I have now a version of the Weather Station application that will update the accelerometer data in “real time” . It can be retrieved at Experimental Weather Station app (It works for me, but use at your own risks)

In this version, the environmental variables (temperature, humidity, pressure) are updated every 5 secs like in the original, but the accelerometer data will be updated faster. Like in the original, the beacon advertises data at 2Hz.

Pressing the “mode change” button will loop through the following modes:

  1. Eddystone URL
    This is the same mode as before. Only temperature, humidity and pressure are
    available through the broadcast URL

  2. High Resolution
    This is similar to the previous highres mode. The accelerometer values are sampled
    and updated at 1 Hz. Use 10 bits, normal power mode (2 µA) at 1 Hz

  3. High resolution mode 2
    This is similar to the High Resolution mode. The accelerometer data are sampled
    at 10 Hz and updated at 2 Hz. Use 10 bits, normal power mode at 10 Hz (4 µA).

  4. High Resolution mode 3
    The accelerometer data are sampled at 25 Hz and updated at 2 Hz. Use 8 bits, low power mode at 25 Hz (4 µA).

In both mode 2 and 3, the sample selected to update the beacon value is the one presenting the largest variation to the theoretical rest value i.e.

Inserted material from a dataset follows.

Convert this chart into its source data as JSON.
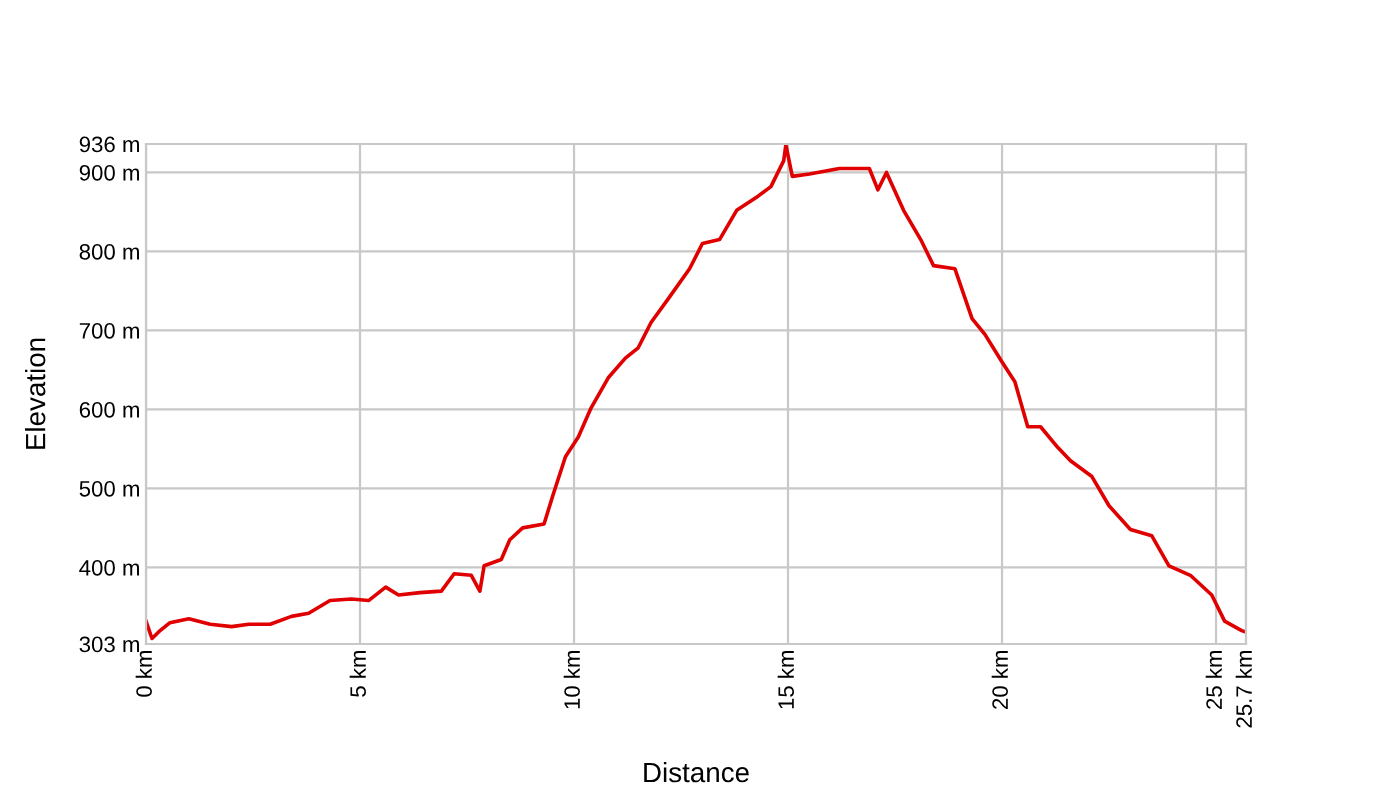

  abs(1000 - sqrt(x**2 + y**2 + z**2))

Note that in mode 3, because it is using 8 bits (i.e. 16 millig values) you never get 1000, only 992 or 1008.

If you use it, let me know what you think.


Help needed- Sending notification/advertising to RaspberryPi-
IDEA: Mail alarm?

Nice work!

I power profiled the application, on average:

  • 33 µA on modes 1 & 2
  • 40 µA on mode 3
  • 45 µA on mode 4
    I’d expect battery life to be 2-3 years in indoor environment.

You’d might be interested in Nordic tutorial about radio event notification: that should allow you to raise interrupt right before advertisement is sent and update the data, allowing faster data rates and smaller delay between sample and broadcast.



I am new to this, but that seems quite good.

Interrupts is a good idea, and we could get rid of the intermediate buffer as long as the sampling and broadcast rates are compatible.

I was thinking more along the line… Broadcast the environmental data more slowly (say 30/60 secs) using the Eddystone URL (reusing the IMO useless id byte to provide extra precision for temperature whilst remaining compatible with the current scheme) and use an “Immediate Alert Service” profile to signal movement… but I still have a lot of question marks…( is IAS possible over a LE conect?)